Librarians have set up an alternative computer server and are struggling to bring back the Voyager library access system for students. The online electronic database system, which gives access to online resources, was restored yesterday. A new arrangement with the Greater Western Library Coalition gives UH students access to resources from libraries around the country.
"Students can go to Sinclair Library and see if they have a particular book on the inter-library loan system and they can request it and have it posted," said UH spokeswoman Arlene Abiang. "They're just not sure how long it will take."
Dozens of researchers, meanwhile, continued to assess damage to their work. Renowned molecular evolutionist Rebecca Cann, who lost virtually her entire laboratory at the Biomedical Sciences building when waist-high muddy water rampaged through it, estimates her losses at $1.5 million.
She's now trying to arrange for alternative space in other buildings, and ground-floor space for big freezers.
Despite the disaster, Cann had one spot of good news.
"I'm always after the students not to put the bird blood on the wrong shelf," she said. "But we're there hosing off mud in the bottom of the minus-70 refrigerator, the one that didn't tip, and there are all these samples frozen in the bottom. There must have been 1,000 test tubes that were saved."
But for Jinzeng Yang, there was a daily struggle through Tuesday to keep dry ice on frozen mouse tissue samples that he uses in research on why animals gain weight and what genes affect fat buildup. By Tuesday, a large freezer had been delivered to the Agricultural Sciences building to save most of his research samples and by yesterday generators brought up electricity in the offices.
But he said that unless full power comes on line within two weeks, he won't be able to complete research needed for a paper almost ready for publication.

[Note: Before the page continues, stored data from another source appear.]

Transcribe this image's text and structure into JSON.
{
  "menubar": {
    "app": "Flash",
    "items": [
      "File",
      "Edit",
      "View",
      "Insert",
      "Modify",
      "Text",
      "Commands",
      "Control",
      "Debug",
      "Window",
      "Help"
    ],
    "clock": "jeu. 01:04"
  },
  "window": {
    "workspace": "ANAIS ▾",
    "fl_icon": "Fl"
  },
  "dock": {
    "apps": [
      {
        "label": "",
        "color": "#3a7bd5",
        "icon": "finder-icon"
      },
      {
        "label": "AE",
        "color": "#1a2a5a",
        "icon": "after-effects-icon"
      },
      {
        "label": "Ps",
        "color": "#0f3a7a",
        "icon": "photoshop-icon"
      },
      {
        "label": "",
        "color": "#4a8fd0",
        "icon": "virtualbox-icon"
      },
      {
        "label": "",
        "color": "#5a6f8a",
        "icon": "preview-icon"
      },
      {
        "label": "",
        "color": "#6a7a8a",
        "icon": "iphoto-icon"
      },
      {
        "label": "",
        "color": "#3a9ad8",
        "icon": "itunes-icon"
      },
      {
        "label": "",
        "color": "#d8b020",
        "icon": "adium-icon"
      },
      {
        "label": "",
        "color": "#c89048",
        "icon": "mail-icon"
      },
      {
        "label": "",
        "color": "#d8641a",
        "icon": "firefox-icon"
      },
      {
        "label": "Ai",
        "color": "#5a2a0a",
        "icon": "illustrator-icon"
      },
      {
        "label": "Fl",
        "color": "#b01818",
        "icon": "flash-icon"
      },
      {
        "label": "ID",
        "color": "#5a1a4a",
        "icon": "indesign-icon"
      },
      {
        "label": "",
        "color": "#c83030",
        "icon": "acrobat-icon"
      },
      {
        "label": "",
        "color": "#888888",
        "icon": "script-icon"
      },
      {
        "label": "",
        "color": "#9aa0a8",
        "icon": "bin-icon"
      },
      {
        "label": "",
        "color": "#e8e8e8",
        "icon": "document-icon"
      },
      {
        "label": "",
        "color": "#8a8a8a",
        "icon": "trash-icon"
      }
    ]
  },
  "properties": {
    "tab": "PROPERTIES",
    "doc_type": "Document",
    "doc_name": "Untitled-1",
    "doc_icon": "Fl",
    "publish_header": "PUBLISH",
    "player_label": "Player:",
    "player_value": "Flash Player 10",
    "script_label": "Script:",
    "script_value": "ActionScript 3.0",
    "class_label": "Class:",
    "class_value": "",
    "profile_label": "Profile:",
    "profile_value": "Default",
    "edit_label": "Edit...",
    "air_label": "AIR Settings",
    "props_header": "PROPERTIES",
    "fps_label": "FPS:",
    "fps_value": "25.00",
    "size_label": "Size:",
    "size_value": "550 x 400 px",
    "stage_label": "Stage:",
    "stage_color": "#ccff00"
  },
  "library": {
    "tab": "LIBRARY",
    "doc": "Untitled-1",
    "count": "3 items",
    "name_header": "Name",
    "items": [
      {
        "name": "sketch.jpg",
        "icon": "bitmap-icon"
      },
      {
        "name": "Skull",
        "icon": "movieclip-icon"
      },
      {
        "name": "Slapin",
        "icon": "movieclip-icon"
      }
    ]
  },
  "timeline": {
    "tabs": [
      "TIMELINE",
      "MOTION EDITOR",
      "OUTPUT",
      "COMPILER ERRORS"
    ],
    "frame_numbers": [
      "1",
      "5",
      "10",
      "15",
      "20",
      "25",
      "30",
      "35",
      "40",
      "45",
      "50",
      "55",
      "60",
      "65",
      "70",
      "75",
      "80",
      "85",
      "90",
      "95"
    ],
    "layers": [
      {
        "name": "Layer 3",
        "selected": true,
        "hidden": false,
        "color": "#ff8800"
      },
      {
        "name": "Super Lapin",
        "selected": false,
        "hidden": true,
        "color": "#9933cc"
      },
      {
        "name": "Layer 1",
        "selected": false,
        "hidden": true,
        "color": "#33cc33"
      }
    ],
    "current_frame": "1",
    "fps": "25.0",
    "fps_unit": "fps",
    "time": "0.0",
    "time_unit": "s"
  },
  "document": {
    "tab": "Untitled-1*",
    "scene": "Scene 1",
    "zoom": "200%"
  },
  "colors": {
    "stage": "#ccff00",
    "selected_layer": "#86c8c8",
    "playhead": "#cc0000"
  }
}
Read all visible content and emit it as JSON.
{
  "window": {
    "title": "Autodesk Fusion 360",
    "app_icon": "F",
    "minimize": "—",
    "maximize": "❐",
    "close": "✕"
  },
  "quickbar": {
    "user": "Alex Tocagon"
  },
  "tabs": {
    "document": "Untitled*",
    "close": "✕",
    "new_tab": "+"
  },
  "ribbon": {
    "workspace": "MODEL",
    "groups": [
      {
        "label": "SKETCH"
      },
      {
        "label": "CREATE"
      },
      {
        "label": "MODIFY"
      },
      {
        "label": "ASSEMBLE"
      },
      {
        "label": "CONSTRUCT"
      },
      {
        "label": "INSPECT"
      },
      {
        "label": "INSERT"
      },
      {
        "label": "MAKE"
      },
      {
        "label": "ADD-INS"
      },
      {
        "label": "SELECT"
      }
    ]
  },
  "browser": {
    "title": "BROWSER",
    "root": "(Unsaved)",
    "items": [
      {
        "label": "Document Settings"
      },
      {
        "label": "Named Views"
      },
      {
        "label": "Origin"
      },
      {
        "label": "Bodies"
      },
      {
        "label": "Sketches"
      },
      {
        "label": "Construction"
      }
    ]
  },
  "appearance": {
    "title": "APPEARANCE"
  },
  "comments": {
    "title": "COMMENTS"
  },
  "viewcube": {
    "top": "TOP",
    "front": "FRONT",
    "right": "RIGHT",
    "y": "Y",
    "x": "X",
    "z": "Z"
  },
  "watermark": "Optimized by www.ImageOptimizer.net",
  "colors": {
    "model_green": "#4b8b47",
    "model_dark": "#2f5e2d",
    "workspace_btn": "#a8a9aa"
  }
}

"A lot of research I have to do in my lab, which has no electricity," he said.
Staff writer Mike Gordon contributed to this report. Reach Beverly Creamer at bcreamer@honoluluadvertiser.com or 525-8013.
As students faced the inevitability of the loss of the library, they scrambled to find other resources. Shana Suzuki, a 29-year-old graduate student in nutritional science, was grateful she had already copied most of the important journal articles she needed for her thesis, while Reina Lee, a 33-year-old senior in English, was looking on the Internet, at the State Library and Kapi'olani Community College Library, for the esoteric book she needs for a paper on the Illuminati, a secret society in 17th-century New England.